Yogyakarta — Pemerintah Daerah (Pemda) DIY bersama Pemerintah Kota Yogyakarta melaksanakan rapat implementasi uji coba full pedestrian Kawasan Sumbu Filosofi, Rabu (9/9/2026). Rapat yang berlangsung di Gedhong Pracimasana Lantai II tersebut dipimpin oleh Sekretaris Daerah DIY Ni Made Dwipanti Indrayanti membahas operasional Regol Ayom, yang belakangan menjadi perhatian dan polemik di tengah masyarakat.

Regol Ayom dalam beberapa waktu terakhir menuai beragam tanggapan. Sejumlah masyarakat menilai keberadaan dan penataan kawasan tersebut masih perlu dievaluasi, khususnya terkait aspek keramahan bagi pejalan kaki dan penyandang disabilitas. Di sisi lain, keberadaan Regol Ayom juga memunculkan pro dan kontra di tengah masyarakat.
Melalui rapat tersebut, Pemda DIY bersama Pemkot Yogyakarta melakukan evaluasi terhadap implementasi uji coba full pedestrian di Kawasan Sumbu Filosofi, termasuk operasional Regol Ayom. Evaluasi dilakukan sebagai bagian dari upaya pemerintah untuk mendengarkan berbagai masukan dan saran yang berkembang di masyarakat.

Rapat tersebut melibatkan sejumlah pemangku kepentingan, mulai dari jajaran Pemerintah Daerah DIY, Pemerintah Kota Yogyakarta, perangkat daerah terkait, hingga pengelola Kawasan Sumbu Filosofi dan kawasan cagar budaya. Pihak-pihak yang diundang antara lain Wali Kota dan Wakil Wali Kota Yogyakarta, Sekretaris Daerah DIY dan Kota Yogyakarta, Dinas Perhubungan, Dinas Kebudayaan, Satpol PP, Bapperida DIY, serta instansi pengelola kawasan terkait.

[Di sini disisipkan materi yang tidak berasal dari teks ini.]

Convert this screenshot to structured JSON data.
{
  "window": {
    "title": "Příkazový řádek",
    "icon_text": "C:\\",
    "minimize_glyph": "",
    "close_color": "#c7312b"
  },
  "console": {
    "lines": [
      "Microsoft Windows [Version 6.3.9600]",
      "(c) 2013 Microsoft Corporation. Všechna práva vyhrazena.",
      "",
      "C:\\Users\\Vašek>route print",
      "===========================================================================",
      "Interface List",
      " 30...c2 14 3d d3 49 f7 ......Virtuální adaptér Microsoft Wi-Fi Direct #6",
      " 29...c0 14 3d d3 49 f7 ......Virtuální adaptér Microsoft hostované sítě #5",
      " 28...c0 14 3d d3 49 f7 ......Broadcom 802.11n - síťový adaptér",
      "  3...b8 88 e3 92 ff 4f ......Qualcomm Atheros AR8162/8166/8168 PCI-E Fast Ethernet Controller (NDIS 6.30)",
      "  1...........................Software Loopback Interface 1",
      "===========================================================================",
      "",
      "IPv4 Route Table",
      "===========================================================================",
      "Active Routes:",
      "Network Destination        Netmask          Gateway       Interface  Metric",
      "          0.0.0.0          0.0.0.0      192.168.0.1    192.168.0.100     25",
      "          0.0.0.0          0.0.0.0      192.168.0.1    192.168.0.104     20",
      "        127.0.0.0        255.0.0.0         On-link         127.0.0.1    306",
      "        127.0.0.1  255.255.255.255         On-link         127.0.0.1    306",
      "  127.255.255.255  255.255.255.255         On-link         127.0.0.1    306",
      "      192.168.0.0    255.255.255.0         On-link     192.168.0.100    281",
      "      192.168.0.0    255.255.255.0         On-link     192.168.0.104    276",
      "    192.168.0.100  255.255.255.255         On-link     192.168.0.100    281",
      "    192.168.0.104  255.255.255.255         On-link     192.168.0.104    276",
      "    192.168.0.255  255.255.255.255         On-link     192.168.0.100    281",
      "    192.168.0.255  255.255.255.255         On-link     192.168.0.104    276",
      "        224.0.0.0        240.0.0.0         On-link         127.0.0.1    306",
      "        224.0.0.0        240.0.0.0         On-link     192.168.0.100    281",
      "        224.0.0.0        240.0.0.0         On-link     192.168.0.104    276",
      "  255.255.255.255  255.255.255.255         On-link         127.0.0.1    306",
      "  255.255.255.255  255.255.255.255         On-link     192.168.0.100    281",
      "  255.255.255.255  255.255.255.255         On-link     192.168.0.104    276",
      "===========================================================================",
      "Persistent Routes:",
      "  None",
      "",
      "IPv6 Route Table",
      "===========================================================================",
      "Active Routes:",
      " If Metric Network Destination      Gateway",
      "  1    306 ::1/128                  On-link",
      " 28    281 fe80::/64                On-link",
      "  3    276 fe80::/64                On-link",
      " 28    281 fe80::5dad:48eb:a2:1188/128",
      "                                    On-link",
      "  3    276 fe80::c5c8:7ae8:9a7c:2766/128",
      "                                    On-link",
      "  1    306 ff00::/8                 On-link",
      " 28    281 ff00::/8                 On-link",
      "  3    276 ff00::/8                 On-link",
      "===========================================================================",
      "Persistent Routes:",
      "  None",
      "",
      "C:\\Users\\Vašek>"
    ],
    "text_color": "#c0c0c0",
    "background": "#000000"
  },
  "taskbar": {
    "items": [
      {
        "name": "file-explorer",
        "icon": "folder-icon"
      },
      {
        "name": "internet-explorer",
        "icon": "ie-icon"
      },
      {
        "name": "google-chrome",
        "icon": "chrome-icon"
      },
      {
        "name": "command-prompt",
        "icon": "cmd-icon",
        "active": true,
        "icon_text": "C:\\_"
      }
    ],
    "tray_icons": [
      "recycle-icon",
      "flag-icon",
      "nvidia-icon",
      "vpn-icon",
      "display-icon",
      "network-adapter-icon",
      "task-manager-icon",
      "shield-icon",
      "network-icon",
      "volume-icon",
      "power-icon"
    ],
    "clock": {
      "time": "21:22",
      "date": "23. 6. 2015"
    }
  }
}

Rapat yang berlangsung mulai pukul 14.00 WIB tersebut secara khusus diagendakan untuk membahas implementasi uji coba full pedestrian Kawasan Sumbu Filosofi dan operasional Regol Ayom.
Melalui proses evaluasi ini, Pemda DIY dan Pemkot Yogyakarta diharapkan dapat menghimpun berbagai pandangan dari masyarakat sebagai bahan perbaikan. Evaluasi juga menjadi momentum untuk memastikan penataan kawasan dapat lebih memperhatikan kenyamanan, keselamatan, aksesibilitas bagi penyandang disabilitas, serta kebutuhan para pejalan kaki.